Source cohort
In Denmark, all residents are assigned a unique personal identifier used in national demographic and health registries. The study cohort was based on the personal data from the Central Person Register.12 We included all boys and girls aged 10-17 years in 2017-22, with registered residency in Denmark at least three years before the start of the study. Participants were followed from the study start date (1 October 2017), or their 10th birthday (whichever came latest), until the end of the study (31 December 2022), or until death, emigration, or disappearance from the national register, whichever event occurred first. All individuals with a registered record of the selected adverse events of interest during follow-up were identified and analysed by self-controlled case series analyses.
Study outcomes
Study outcomes were defined as primary or secondary diagnoses of inpatient or outpatient hospital contact, obtained from the Danish National Patient Register.14 In total, 56 unique study outcomes were assessed. Online supplemental table 1 lists all of the study outcomes with their ICD-10 (international classification of diseases, 10th revision) codes. The 56 outcomes were selected based on previous hypothesised links with vaccination,3 7 well defined outcomes in the context of ICD-10 coding, and a broad representation of immune mediated neurological and cardiovascular outcomes in the 10-17 year age group.
Each outcome was studied independently, and only the first occurrence of each outcome was considered. If an individual had multiple different study outcomes, these were studied in separate analyses. When studying combined outcome groups (eg, immune mediated or venous thromboembolism), only the first instance of any of the contributing outcomes was considered for individuals with several of the contributing outcomes.
Statistical analysis
With self-controlled case series analyses, we estimated the rate ratio (with 95% confidence interval, CI) of each study outcome, comparing risk versus reference periods in cases only. Cases referred to individuals who had a study outcome during follow-up. The main analysis included risk periods of 180 days after vaccination for most outcomes, whereas a short risk period of 28 days was considered for haematological outcomes, myocarditis, and pericarditis. A pre-risk period of 14 days before vaccination was applied, and all remaining time was considered reference time (figure 1). The long risk period of 180 days was chosen to account for the subtle onset of many of the immune mediated diseases, and the time required for diagnosis. The short risk period of 28 days reflected the likely acute onset and diagnosis of myocarditis, pericarditis, and haematological disorders. The analysis was adjusted for the covariates calendar time (October to December 2017, 2018, 2019, 2020, 2021, and 2022), season (winter, spring, summer, and autumn), and age (10-11, 12-13, 14-15, and 16-17 years).

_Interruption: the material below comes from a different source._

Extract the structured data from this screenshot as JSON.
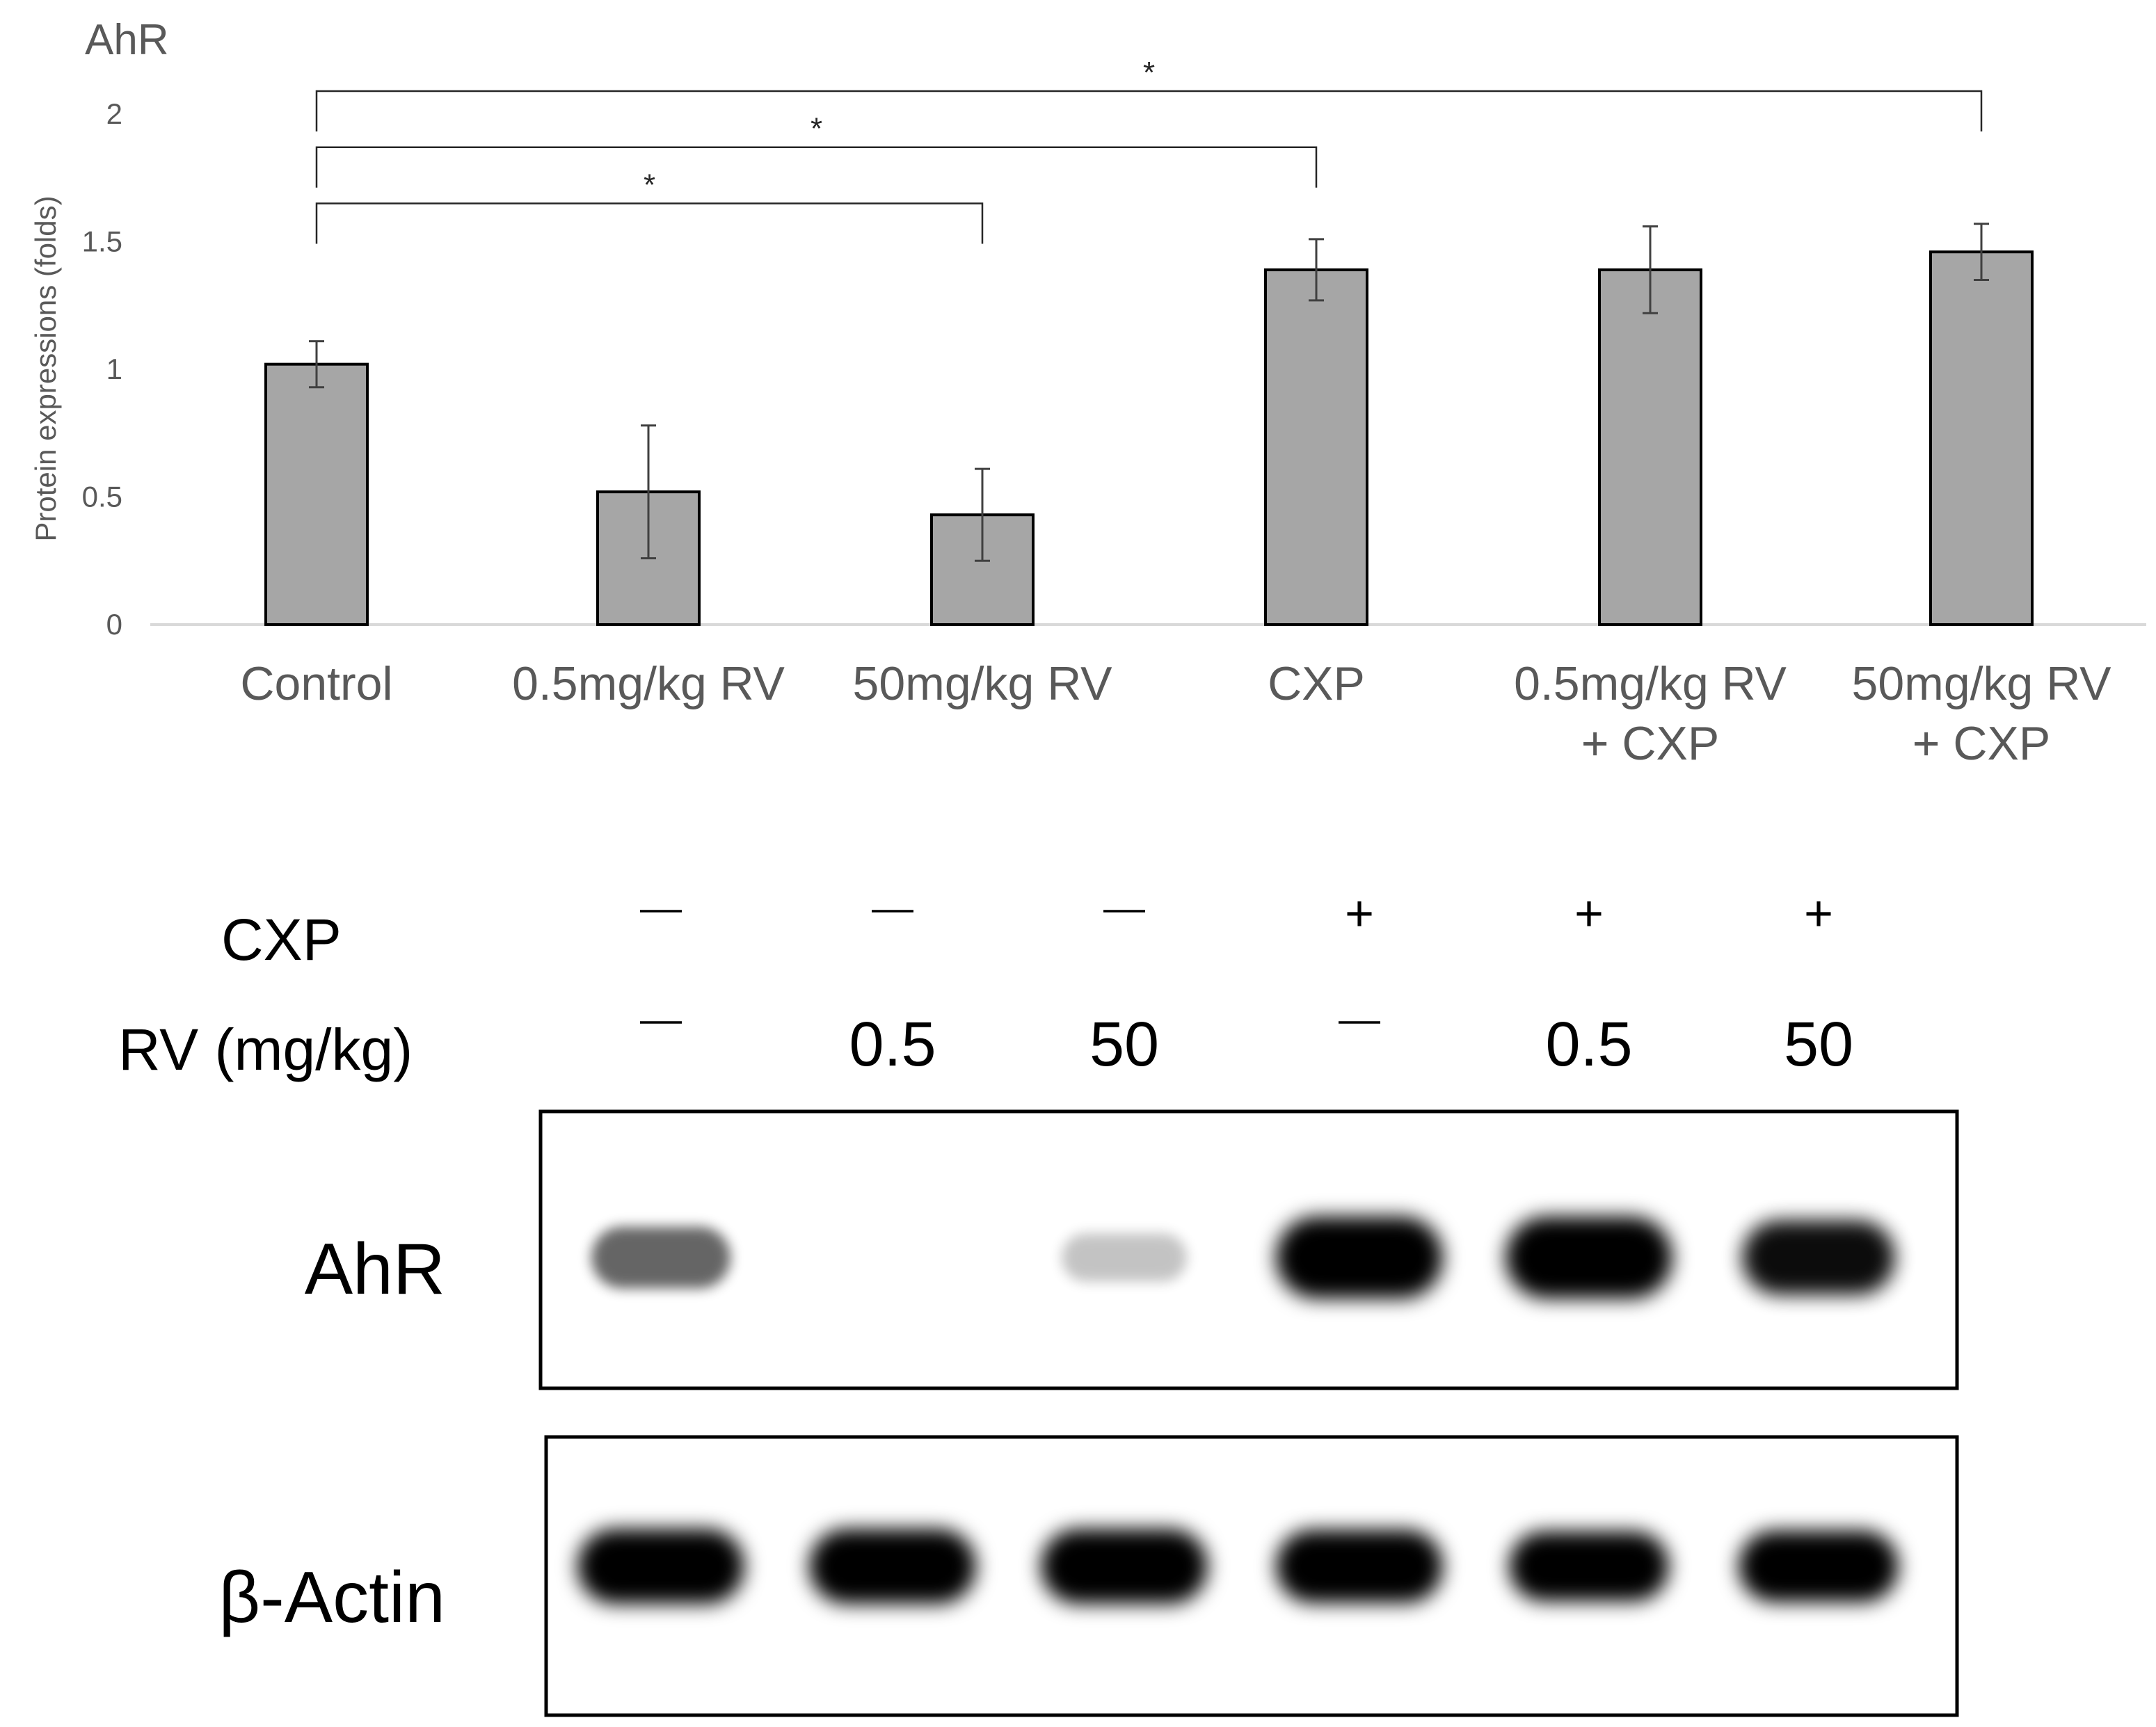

Schematic illustrations of follow-up periods in the self-controlled case series analysis: risk period of 180 days and 28 days, and three dose schedule. Top panel=example of an individual who was vaccinated with a first dose of nonavalent human papillomavirus (HPV9) vaccine after a 14 day pre-risk period, followed up for 179 days from the first dose, vaccinated with the second dose after a 14 day pre-risk period, and followed up for 179 days after a second dose. Middle panel=example of an individual who was vaccinated with a first dose of HPV9 vaccine after a 14 day pre-risk period, followed up for 27 days from the first dose, vaccinated with the second dose after a 14 day pre-risk period, and followed up for 27 days after a second dose. Bottom panel=example of an individual who was vaccinated with a three dose schedule, with a 28 day risk period
In the self-controlled case series analysis, only exposed cases directly contributed to estimating the exposure effect. A look back period of either three years before the study or an indefinite look back period was applied to the outcomes, depending on the chronic or acute onset of the outcomes (online supplemental table 1). Only individuals with no previous outcome recorded in the look back period were included.
All data management and analyses were carried out in R, version 4.1.1. Follow-up time was time split with the formatdata function from the self-controlled case series package, version 1.6. Rate ratios were calculated with conditional logistic regression implemented in the clogit function from the stats package, version 4.1.1.
We used the Benjamini-Hochberg method15 because of the large number of outcomes assessed. The Benjamini-Hochberg method is a sequential procedure for determining significance while controlling for the expected proportion of false discoveries.16 This method is in contrast with the overly conservative approach of controlling the family-wise error rate, as in the Bonferroni correction. Each association was evaluated in the context of predefined criteria: clinical relevance: at least three outcomes were seen in the risk period after vaccination; significance: lower bound of 95% CI >1.0; and multiple testing: false discovery rate adjusted P value <0.05.
We also conducted sensitivity analyses which accounted for event dependent exposures, to explore whether the study outcome altered exposure to the vaccine because of, for example, its contraindications to treatment or cancellation of appointments as a direct consequence of illness, reducing the possibility of exposure after the event.17 Moreover, we conducted analyses specific to the dose of the HPV vaccine, investigated differences in dose specific rate ratios, and assessed alternative risk periods (28 days instead of 180 days and 180 days instead of 28 days, where appropriate). We applied the Benjamini-Hochberg method to the P values of the 56 outcomes for each analysis.